Do zabijania kapłanów polecam znak Igni ponieważ są podatni na ogień.

Drugie odkopanie temtu. Ostrzeżenie // Admin.
Odpowiedz
12-08-2010, 16:51,
#14
RE: jak pokonać Dagona akt IV???
[quote='Biały-Wilk' pid='32544' dateline='1273323042']
Do zabijania kapłanów polecam znak Igni ponieważ są podatni na ogień.

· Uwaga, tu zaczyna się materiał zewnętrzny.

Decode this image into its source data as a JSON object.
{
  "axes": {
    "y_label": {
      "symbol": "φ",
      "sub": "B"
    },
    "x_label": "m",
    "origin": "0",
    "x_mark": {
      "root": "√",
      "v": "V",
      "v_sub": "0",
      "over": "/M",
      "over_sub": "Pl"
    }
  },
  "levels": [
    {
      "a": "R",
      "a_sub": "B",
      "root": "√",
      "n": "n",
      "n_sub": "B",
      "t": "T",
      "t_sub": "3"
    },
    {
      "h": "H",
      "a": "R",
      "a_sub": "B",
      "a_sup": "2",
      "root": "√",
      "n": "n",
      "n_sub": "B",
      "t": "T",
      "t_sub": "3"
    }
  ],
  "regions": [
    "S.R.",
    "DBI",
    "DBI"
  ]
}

Bez przesady w bestiariuszu stoi jak wół ,,Trudni do trafienia ogniem, jak trafi to bardzo dobre"(nie znam na pamięć ;p) Jak by zaczął bić z Igni (pewnie słabo rozwiniętego np ja go praktycznie nie szkolę chyba że już nie mam w co pakować brązowych talentów) Dagon to łatwy przeciwnik nie zadaje jakiś boskich dmg. Ja nie korzystałem nawet z elixirów wciełem mięsko wiwerny i biłem POJEDYNCZO podwładnych. Każdy zchodził na max 2 ataki.
Odpowiedz
31-12-2010, 16:05,
#15
RE: jak pokonać Dagona akt IV???
(12-08-2010, 16:51)JaSKier xD napisał(a): [quote='Biały-Wilk' pid='32544' dateline='1273323042']

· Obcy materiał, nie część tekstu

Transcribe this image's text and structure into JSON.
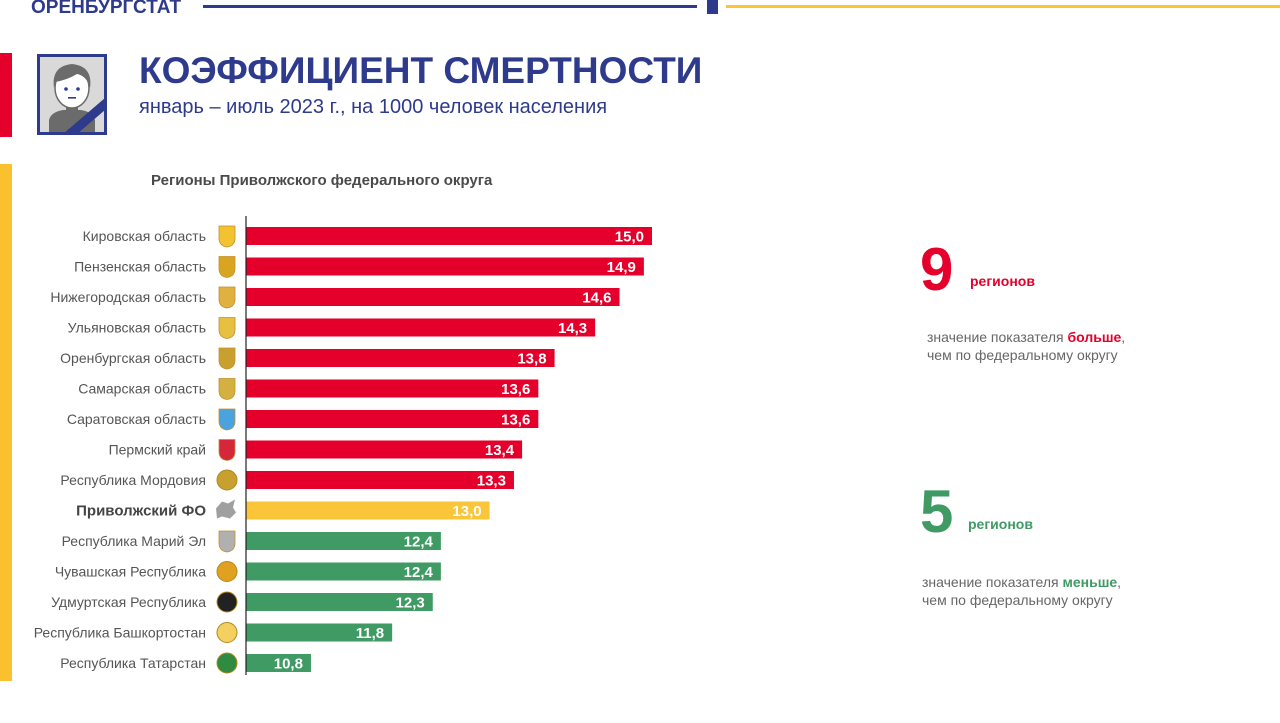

Do zabijania kapłanów polecam znak Igni ponieważ są podatni na ogień.

Bez przesady w bestiariuszu stoi jak wół ,,Trudni do trafienia ogniem, jak trafi to bardzo dobre"(nie znam na pamięć ;p) Jak by zaczął bić z Igni (pewnie słabo rozwiniętego np ja go praktycznie nie szkolę chyba że już nie mam w co pakować brązowych talentów) Dagon to łatwy przeciwnik nie zadaje jakiś boskich dmg. Ja nie korzystałem nawet z elixirów wciełem mięsko wiwerny i biłem POJEDYNCZO podwładnych. Każdy zchodził na max 2 ataki.

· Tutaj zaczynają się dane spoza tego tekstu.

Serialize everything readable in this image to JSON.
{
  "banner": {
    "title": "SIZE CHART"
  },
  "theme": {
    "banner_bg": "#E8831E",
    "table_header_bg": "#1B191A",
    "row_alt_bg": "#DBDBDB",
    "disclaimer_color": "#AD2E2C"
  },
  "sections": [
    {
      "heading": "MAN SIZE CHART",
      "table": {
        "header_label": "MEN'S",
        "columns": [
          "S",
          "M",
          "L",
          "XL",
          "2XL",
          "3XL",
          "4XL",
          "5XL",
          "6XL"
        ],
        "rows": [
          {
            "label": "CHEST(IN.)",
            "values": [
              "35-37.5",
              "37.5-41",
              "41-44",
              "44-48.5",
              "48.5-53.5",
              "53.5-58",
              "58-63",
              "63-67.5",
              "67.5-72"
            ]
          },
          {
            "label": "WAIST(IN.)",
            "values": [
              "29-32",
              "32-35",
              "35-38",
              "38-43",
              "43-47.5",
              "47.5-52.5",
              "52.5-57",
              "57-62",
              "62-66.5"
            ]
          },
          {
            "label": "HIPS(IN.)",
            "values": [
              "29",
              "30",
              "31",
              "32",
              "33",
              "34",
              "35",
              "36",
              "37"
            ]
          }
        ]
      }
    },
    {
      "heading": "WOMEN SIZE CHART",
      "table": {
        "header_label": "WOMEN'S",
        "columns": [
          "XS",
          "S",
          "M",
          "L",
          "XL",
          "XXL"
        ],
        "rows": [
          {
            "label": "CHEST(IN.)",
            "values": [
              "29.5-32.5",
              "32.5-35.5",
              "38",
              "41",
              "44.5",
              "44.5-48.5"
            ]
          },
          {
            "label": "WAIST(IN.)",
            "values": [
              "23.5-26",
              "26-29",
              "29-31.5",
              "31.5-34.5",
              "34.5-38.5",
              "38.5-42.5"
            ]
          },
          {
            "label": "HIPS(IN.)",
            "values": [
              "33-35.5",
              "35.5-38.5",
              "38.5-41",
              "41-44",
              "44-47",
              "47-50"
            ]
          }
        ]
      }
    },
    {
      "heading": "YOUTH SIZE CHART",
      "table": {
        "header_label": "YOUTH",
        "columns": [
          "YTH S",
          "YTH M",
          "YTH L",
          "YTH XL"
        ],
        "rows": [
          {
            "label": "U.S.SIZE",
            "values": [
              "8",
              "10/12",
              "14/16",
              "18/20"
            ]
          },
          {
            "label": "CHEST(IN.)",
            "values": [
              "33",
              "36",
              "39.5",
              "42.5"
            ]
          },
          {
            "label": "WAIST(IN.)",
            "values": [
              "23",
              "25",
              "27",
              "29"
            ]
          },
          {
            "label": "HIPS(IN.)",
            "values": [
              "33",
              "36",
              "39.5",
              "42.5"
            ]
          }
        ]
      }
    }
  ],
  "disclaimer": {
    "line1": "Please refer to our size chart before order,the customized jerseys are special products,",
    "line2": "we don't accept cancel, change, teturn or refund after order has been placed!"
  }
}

OjojSmile.Na Insane u mnie tak łatwo nie było.Załatwiłem sobie Gwalhira od syna Kowala i lecimy.Poziom trudny z FM na szalony.Łapałem się każdej dziury, by atakował mnie tylko 1.Na początku było fatalnie.Dagon leczył wszystkich na bieżąco, ja obrywałem - w końcu zirytowałem się, gdy zostało raptem 100 życia i wlazłem w taką dziurę - Aaard, dobitka,Aaard dobitka...I tak dalej, aż wreszcie zwycięstwo.Standardowy zestaw - Biały Miód Albedo,Jaskółka Nigredo,Puszczyk Rubedo i...2 Dekokty R.B. + Brunatny OlejSmile.Satysfakcja była ogromna - mimo trudności poszło za 1 razem.
P.S.Zresztą igni na szalonym i tak za dużo nie walił:p.